Fresh Fields to open store in Mount Washington

October 31, 1995|By Alec Matthew Klein | Alec Matthew Klein,SUN STAFF

Fresh Fields, an upstart health-food supermarket chain, confirmed yesterday that it plans to open its first Baltimore grocery in the Mount Washington area, offering an alternative for the organically inclined shopper.

The privately held company based in Rockville expects to open an estimated 18,000-square-foot store off Interstate 83 on Falls Road in March or April, becoming the largest tenant in a proposed retail-office complex near Roland Park.
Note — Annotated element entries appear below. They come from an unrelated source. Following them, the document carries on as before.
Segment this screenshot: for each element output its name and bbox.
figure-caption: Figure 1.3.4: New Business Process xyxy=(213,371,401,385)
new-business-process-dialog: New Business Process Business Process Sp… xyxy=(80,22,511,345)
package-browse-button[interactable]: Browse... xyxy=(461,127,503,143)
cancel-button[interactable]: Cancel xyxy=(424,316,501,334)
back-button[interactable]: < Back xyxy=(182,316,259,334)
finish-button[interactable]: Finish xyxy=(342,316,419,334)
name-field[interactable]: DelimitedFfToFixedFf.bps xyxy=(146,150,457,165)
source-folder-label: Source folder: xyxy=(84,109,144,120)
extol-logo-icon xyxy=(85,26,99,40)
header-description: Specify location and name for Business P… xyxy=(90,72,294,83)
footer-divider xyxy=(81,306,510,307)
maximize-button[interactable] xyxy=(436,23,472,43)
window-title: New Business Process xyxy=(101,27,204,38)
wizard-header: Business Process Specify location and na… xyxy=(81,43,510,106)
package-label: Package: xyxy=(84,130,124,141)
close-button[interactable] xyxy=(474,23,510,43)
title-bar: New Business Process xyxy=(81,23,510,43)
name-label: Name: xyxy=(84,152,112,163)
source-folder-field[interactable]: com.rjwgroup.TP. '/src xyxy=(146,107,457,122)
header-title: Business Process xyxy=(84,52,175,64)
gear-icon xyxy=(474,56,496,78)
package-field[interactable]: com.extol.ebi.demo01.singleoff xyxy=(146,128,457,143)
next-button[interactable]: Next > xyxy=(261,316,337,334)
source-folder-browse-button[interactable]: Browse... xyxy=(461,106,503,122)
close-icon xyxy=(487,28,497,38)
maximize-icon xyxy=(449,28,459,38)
"Since we opened the company five years ago, we've been very aggressively searching for a site in Baltimore," said Chief Operating Officer Jack Murphy. "This particular site has very good visibility and good access. I just think it's a very good opportunity to get into the Baltimore market."

Until now, Fresh Fields' closest incursion was an Annapolis store that opened in 1993.

Started in 1991 with a store in Rockville, the chain now operates 19 supermarkets, ranging in area from 18,000 to 25,000 in square feet, in Maryland, Virginia, Connecticut, New Jersey, Pennsylvania and Illinois. The company expects to have 22 supermarkets by year's end.

The arrival of Fresh Fields, backed by New York investment bank Goldman Sachs, Washington investment bank Carlyle Group and Baltimore-based mutual fund company T. Rowe Price Associates Inc., could pinch smaller natural food stores. But analysts say it's too early to tell whether the retailer could chip into Giant Food Inc.'s dominance.

"They're still in the fledgling stage, and they're still gaining economies of scale in order to be a long-term profitable company. They're building toward that," said Jeff Metzger, publisher of Food World, a Columbia-based regional supermarket trade publication. "But from an operational point of view, they're a quality retailer, they run what I consider excellent stores."

Giant Food isn't taking anything for granted, even though it operates 164 stores in Virginia, Washington, Delaware and Maryland, including about 60 stores in the Baltimore metropolitan area.

"We look at anyone as a competitor, whether it's a full-service food store or a convenience store," said Barry F. Scher, Giant's vice president of public affairs. "And we'll do whatever we can to remain competitive and continue to do what we do best, and that's providing a lot of service and special merchandising programs."

Like Giant, Fresh Foods offers a full-range of groceries. But what distinguishes it from traditional supermarkets is the chain's emphasis on organic produce, no-hormone beef and similar products.

According to a Food World study, Fresh Fields generated $97.5 million in sales from six stores in Washington, one in Annapolis and another in Charlottesville, Va., for the year ended March 31.